Learning English was a challenge for student Coka Swanson, who came to Richland from Santiago, Chile, about four years ago. She said she didn't speak a word of English when she arrived.
"Zero. Nothing. Nothing," she said when asked if she knew any of the language when she moved to the U.S.
Love brought Swanson to the U.S. She met and married an American man in Chile, and they lived there for almost 20 years before her husband began longing to return home.
Having visited the Tri-Cities and fallen as much in love with the region as she had with her husband, Swanson was excited at the prospect of moving.
"I like the Tri-Cities. I think it's a beautiful city," she said.
She loves the climate and the open spaces -- so different from crowded Santiago.
"In Santiago there are buildings, taxis, traffic -- it's noisy," she said.
Upon arriving, Swanson started learning English, first at Columbia Basin College and then at one of West Side Church's English as a second language classes two years ago. She enrolled in the citizenship class once she had been in the country for the three years necessary to be eligible for citizenship as a spouse.
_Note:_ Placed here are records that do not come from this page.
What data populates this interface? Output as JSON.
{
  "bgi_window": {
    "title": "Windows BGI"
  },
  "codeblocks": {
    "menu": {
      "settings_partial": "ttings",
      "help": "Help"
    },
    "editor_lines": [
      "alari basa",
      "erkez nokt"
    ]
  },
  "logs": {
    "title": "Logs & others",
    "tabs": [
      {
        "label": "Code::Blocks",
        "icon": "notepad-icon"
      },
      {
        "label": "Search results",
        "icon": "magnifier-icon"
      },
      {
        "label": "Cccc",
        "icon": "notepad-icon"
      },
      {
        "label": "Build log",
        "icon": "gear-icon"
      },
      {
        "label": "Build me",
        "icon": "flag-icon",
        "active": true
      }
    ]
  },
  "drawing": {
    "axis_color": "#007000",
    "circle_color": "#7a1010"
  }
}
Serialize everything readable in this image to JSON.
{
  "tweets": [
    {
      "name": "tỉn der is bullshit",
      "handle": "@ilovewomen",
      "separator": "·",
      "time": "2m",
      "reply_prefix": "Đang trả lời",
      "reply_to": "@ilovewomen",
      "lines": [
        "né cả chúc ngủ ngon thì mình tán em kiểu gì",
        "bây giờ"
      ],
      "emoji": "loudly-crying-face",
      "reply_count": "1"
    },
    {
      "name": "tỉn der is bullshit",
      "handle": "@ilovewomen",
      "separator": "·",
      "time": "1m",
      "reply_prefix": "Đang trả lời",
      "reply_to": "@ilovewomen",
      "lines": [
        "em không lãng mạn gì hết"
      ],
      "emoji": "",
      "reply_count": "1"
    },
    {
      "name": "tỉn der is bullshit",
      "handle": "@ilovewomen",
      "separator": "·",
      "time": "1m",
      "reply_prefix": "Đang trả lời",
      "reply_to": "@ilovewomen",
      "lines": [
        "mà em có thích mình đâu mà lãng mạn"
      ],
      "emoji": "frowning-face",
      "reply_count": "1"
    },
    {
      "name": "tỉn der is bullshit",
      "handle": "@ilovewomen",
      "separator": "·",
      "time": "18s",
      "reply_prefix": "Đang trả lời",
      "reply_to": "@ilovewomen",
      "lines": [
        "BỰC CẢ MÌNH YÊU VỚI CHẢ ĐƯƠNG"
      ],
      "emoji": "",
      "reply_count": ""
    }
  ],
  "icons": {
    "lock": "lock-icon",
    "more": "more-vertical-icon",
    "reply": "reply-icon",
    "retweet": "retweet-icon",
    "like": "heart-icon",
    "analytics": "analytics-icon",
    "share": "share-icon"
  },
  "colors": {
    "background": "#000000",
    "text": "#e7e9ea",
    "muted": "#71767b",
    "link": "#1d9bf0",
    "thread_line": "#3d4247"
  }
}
She also started her own home and office cleaning business.
But her crowning achievement so far was her citizenship ceremony on June 24.
"It was amazing," she said. "A very short ceremony. Good. Very emotional."
Now that she's a citizen, she looks forward to voting.
"I like to be a participant in the democracy here," she said.
Swanson said she recommends the church's citizenship class to anyone who is planning to take the test.